Das große Manko der Grazer Stadt- Entwicklungspolitik der letzten 50 Jahre war und ist nach wie vor die undemokratische Informationspolitik und eine aktionistische Herangehensweise. Kleine und große Projekte der Stadtentwicklung, großräumige und „sanfte“ Mobilitätskonzepte werden immer im Detail bearbeitet, niemals steht bei Fragen zur Entwicklung das „GANZE“ im Fokus der Überlegungen. Das war für mich auch der Anlass, immer wieder den öffentlichen Raum und verbunden damit seit ca. 5 Jahren auch die Relevanz der aufkommenden Klimadiskussion für die Stadtentwicklung in den Mittelpunkt zu rücken. Das Ergebnis ist die Publikation „upgrade SUBURBIA _ Graz 50_2050“, von der ein Auszug auf dem Server von „Mehr Zeit für Graz“ zu finden ist.
Ich schlage deshalb vor, in diesem endlich beginnenden Dialog in mehreren „FORUMS“ herauszufinden, in welchen Bereichen der Stadt etwa Entwicklungsgebiete und Grünräume im Kontext mit öffentlichem Verkehr, „sanfter Mobilität“ und mIV betrachtet werden oder mit dem Ziel der „Verkehrsvermeidung“ neu entstehen sollen. Nur unter Einbindung von Altstadtzentren, Umsteigebahnhöfen zu niederschwelligen Verkehrsmedien, Schnellstraßenbahnen auf der einen Seite und mit Nutzungsmix, Urbanisierung von Zentren mit Verdichtung in Kerngebieten auf der anderen Seite kann es gelingen, eine substantielle Verkehrsvermeidung zu erreichen. Zusätzliche Methoden wie eine „Naturbanisierung“ und ein „Straßennutzungskonzept“ können private Interessen mit gemeinwirtschaftlichen Zielen ergänzen.

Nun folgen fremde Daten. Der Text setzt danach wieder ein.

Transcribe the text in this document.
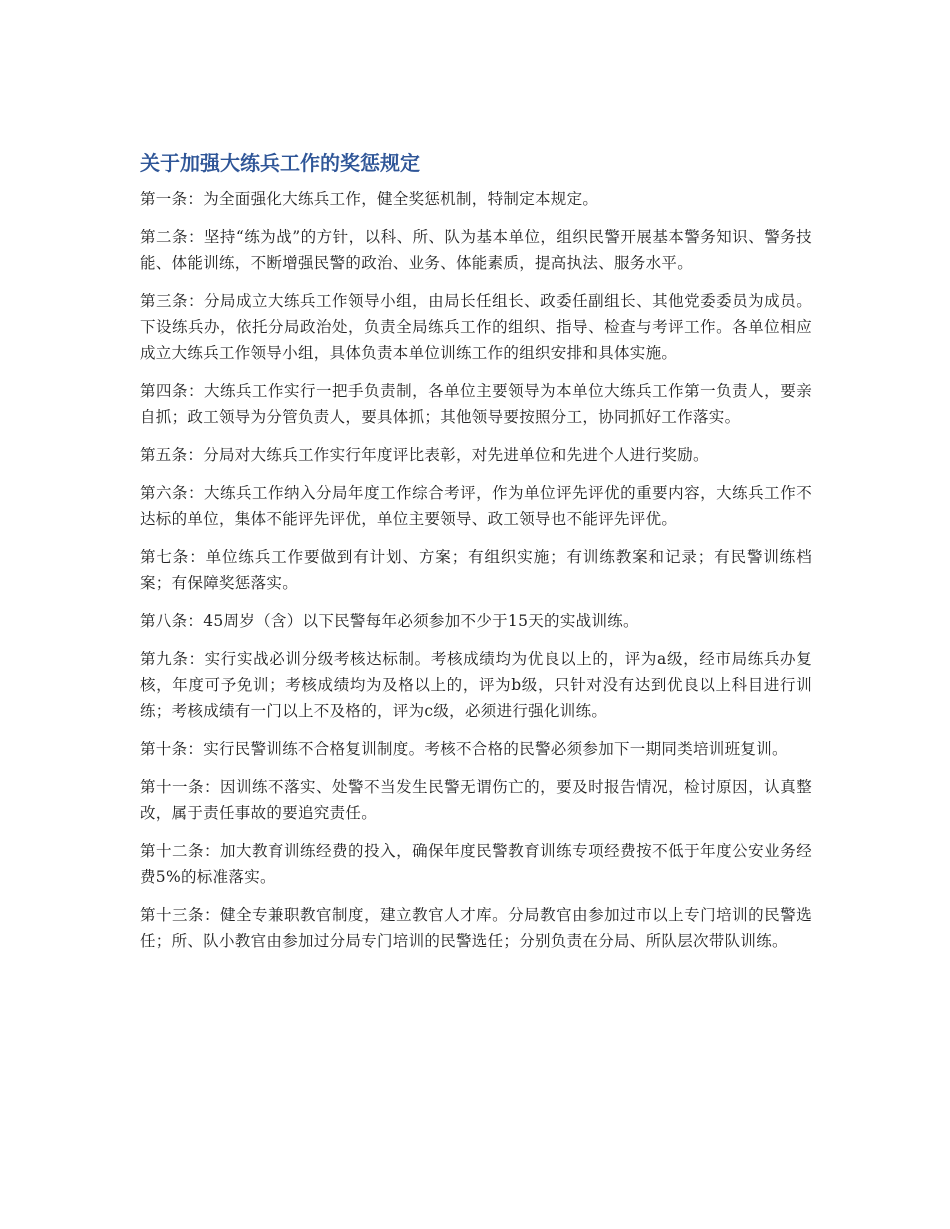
关于加强大练兵工作的奖惩规定

第一条：为全面强化大练兵工作，健全奖惩机制，特制定本规定。

第二条：坚持“练为战”的方针，以科、所、队为基本单位，组织民警开展基本警务知识、警务技能、体能训练，不断增强民警的政治、业务、体能素质，提高执法、服务水平。

第三条：分局成立大练兵工作领导小组，由局长任组长、政委任副组长、其他党委委员为成员。下设练兵办，依托分局政治处，负责全局练兵工作的组织、指导、检查与考评工作。各单位相应成立大练兵工作领导小组，具体负责本单位训练工作的组织安排和具体实施。

第四条：大练兵工作实行一把手负责制，各单位主要领导为本单位大练兵工作第一负责人，要亲自抓；政工领导为分管负责人，要具体抓；其他领导要按照分工，协同抓好工作落实。

第五条：分局对大练兵工作实行年度评比表彰，对先进单位和先进个人进行奖励。

第六条：大练兵工作纳入分局年度工作综合考评，作为单位评先评优的重要内容，大练兵工作不达标的单位，集体不能评先评优，单位主要领导、政工领导也不能评先评优。

第七条：单位练兵工作要做到有计划、方案；有组织实施；有训练教案和记录；有民警训练档案；有保障奖惩落实。

第八条：45周岁（含）以下民警每年必须参加不少于15天的实战训练。

第九条：实行实战必训分级考核达标制。考核成绩均为优良以上的，评为a级，经市局练兵办复核，年度可予免训；考核成绩均为及格以上的，评为b级，只针对没有达到优良以上科目进行训练；考核成绩有一门以上不及格的，评为c级，必须进行强化训练。

第十条：实行民警训练不合格复训制度。考核不合格的民警必须参加下一期同类培训班复训。

第十一条：因训练不落实、处警不当发生民警无谓伤亡的，要及时报告情况，检讨原因，认真整改，属于责任事故的要追究责任。

第十二条：加大教育训练经费的投入，确保年度民警教育训练专项经费按不低于年度公安业务经费5%的标准落实。

第十三条：健全专兼职教官制度，建立教官人才库。分局教官由参加过市以上专门培训的民警选任；所、队小教官由参加过分局专门培训的民警选任；分别负责在分局、所队层次带队训练。
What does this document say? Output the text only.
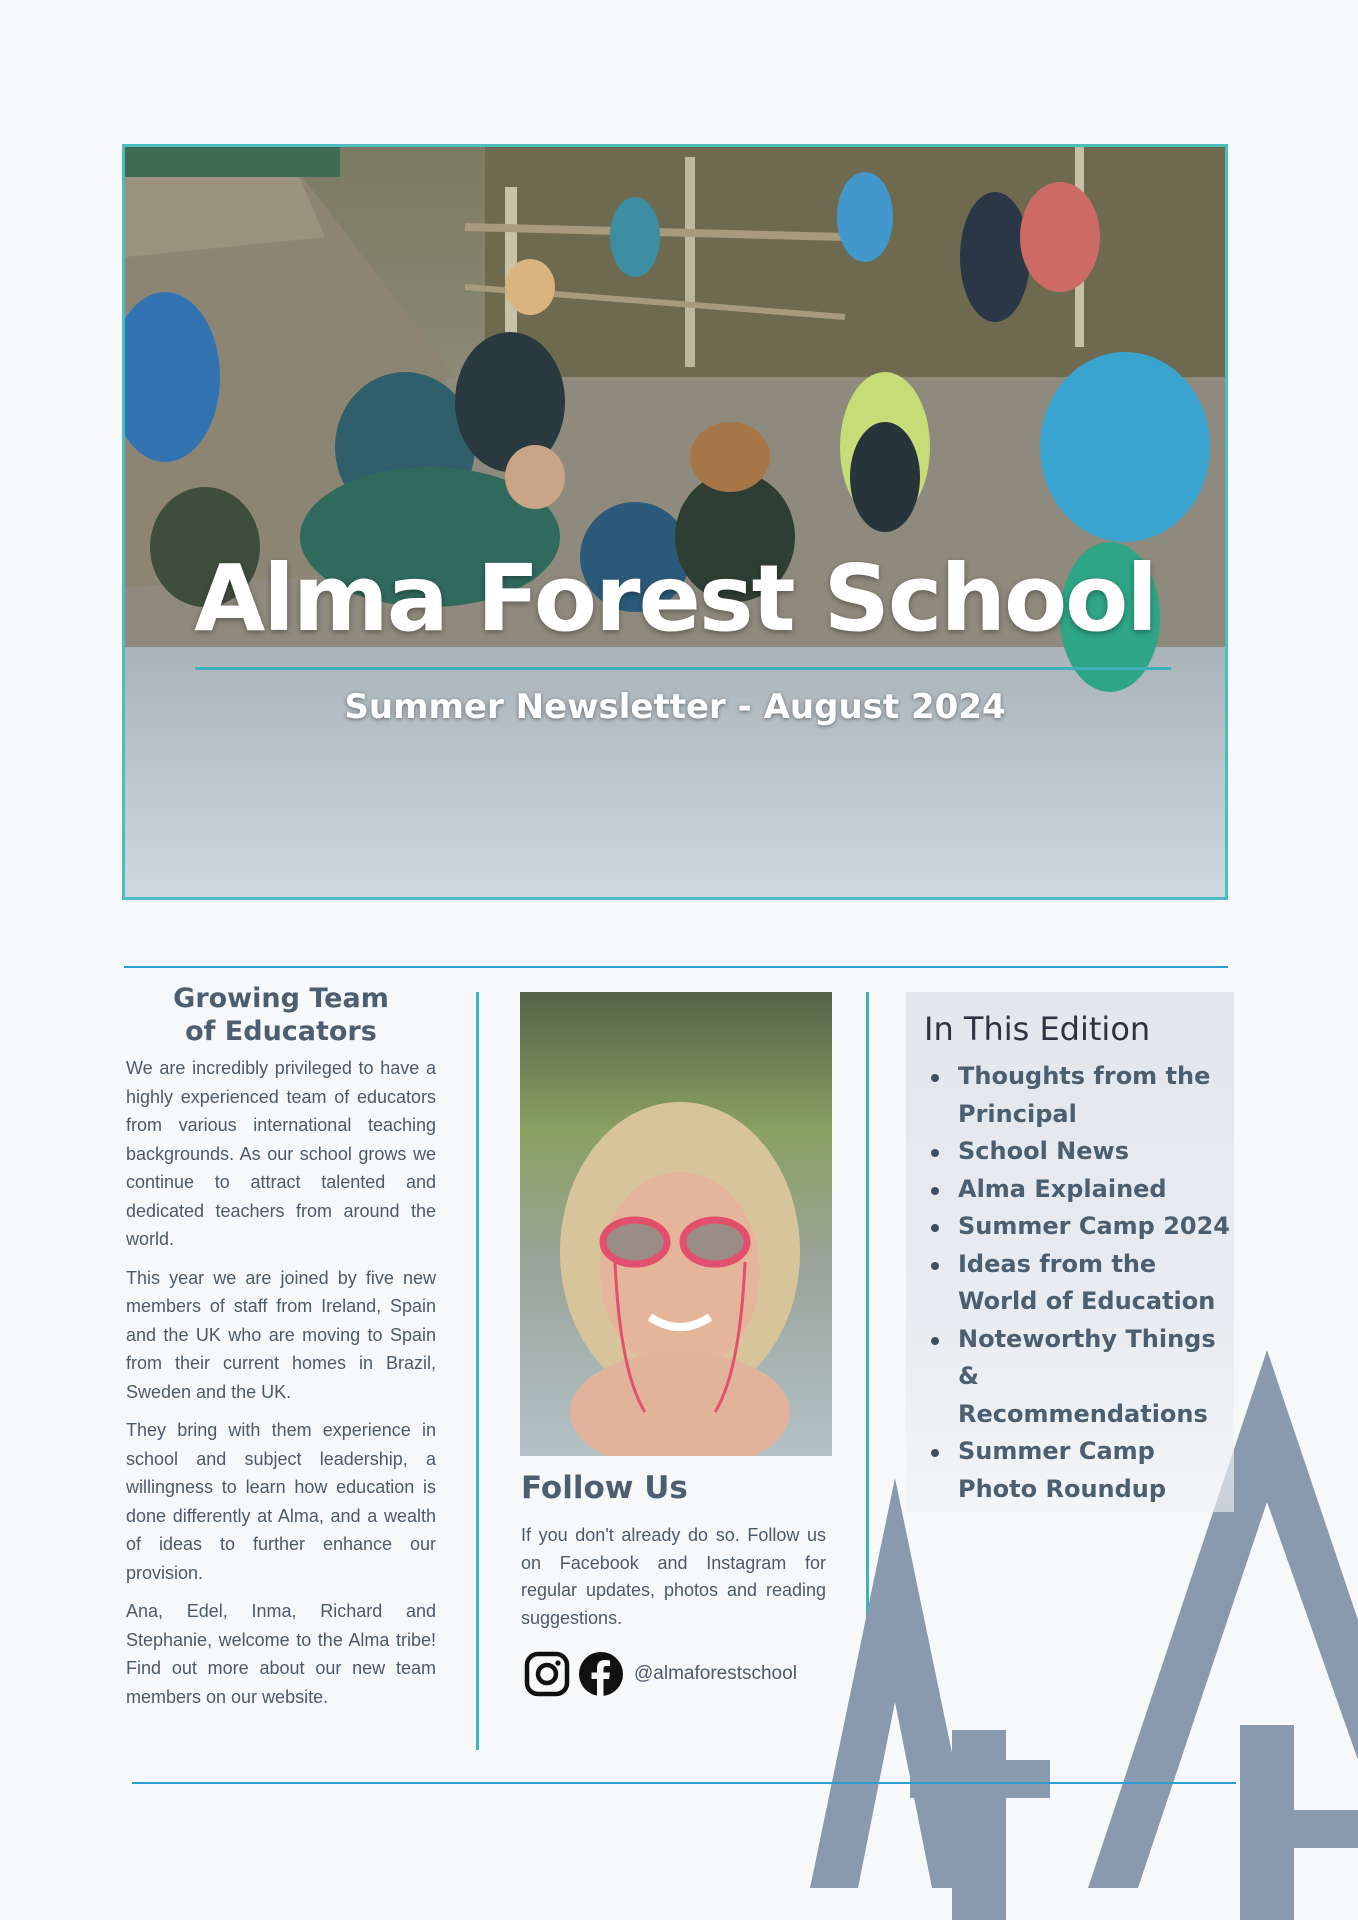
Alma Forest School
Summer Newsletter - August 2024
Growing Team
of Educators

We are incredibly privileged to have a highly experienced team of educators from various international teaching backgrounds. As our school grows we continue to attract talented and dedicated teachers from around the world.

This year we are joined by five new members of staff from Ireland, Spain and the UK who are moving to Spain from their current homes in Brazil, Sweden and the UK.

They bring with them experience in school and subject leadership, a willingness to learn how education is done differently at Alma, and a wealth of ideas to further enhance our provision.

Ana, Edel, Inma, Richard and Stephanie, welcome to the Alma tribe! Find out more about our new team members on our website.

Follow Us

If you don't already do so. Follow us on Facebook and Instagram for regular updates, photos and reading suggestions.

@almaforestschool
In This Edition
Thoughts from the Principal
School News
Alma Explained
Summer Camp 2024
Ideas from the World of Education
Noteworthy Things & Recommendations
Summer Camp Photo Roundup
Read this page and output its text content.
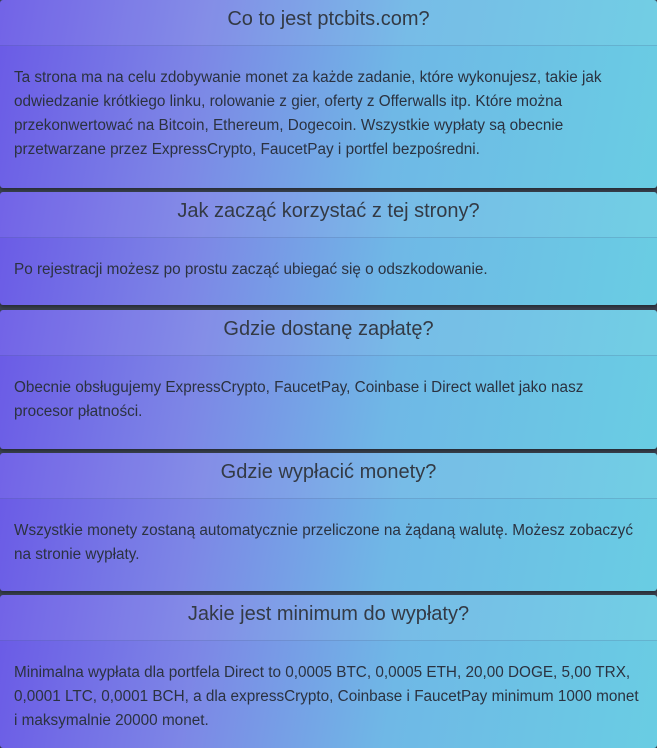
Co to jest ptcbits.com?
Ta strona ma na celu zdobywanie monet za każde zadanie, które wykonujesz, takie jak odwiedzanie krótkiego linku, rolowanie z gier, oferty z Offerwalls itp. Które można przekonwertować na Bitcoin, Ethereum, Dogecoin. Wszystkie wypłaty są obecnie przetwarzane przez ExpressCrypto, FaucetPay i portfel bezpośredni.
Jak zacząć korzystać z tej strony?
Po rejestracji możesz po prostu zacząć ubiegać się o odszkodowanie.
Gdzie dostanę zapłatę?
Obecnie obsługujemy ExpressCrypto, FaucetPay, Coinbase i Direct wallet jako nasz procesor płatności.
Gdzie wypłacić monety?
Wszystkie monety zostaną automatycznie przeliczone na żądaną walutę. Możesz zobaczyć na stronie wypłaty.
Jakie jest minimum do wypłaty?
Minimalna wypłata dla portfela Direct to 0,0005 BTC, 0,0005 ETH, 20,00 DOGE, 5,00 TRX, 0,0001 LTC, 0,0001 BCH, a dla expressCrypto, Coinbase i FaucetPay minimum 1000 monet i maksymalnie 20000 monet.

An dieser Stelle wurde das Statement vom Moderator wegen Überschreitung der Redezeit leider unterbrochen.....
Das in der Folge vorgestellte Konzept zur S-Bahn „Spange“ ist Teil eines Vorschlags zu einem neuen Stadtentwicklungskonzept, das der Publikation „upgrade SUBURBIA – Graz 50_2050“ von Wolfgang Steinegger (siehe Link) entnommen ist:
- Die S-Bahn „Spange“:
Die bestehenden Trassen der Regionalbahn sind unter der Oberfläche verknüpft und ermöglichen mit Stationen am Jakominiplatz und Lendplatz das direkte „Einpendeln“ in das Stadtzentrum. Dieses kreuzungsfreie Bahnensystem ist innerhalb der „verdichteten / konsolidierten Stadt“ als Stadtbahn (S-Bahn) mit kurzen Intervallen verstärkt.
- Die „Umsteigebahnhöfe“:
Am Stadtrand können in drei neuen Zentren der urbanen Verdichtung Mobilitäts- und Gebäudestrukturen sinnvoll abgestimmt werden. In drei neuen Umsteigebahnhöfen zu Bike und E-Bike sind diese Mobilitätsknoten zugleich Endstationen der Stadtbahn mit kurzen Intervallen und Knoten zu den bestehenden Regionalbahnen aus dem Zentralraum. Natürlich sind auch Jakominiplatz und Lendplatz zentrale Umsteigebahnhöfe für Bikes.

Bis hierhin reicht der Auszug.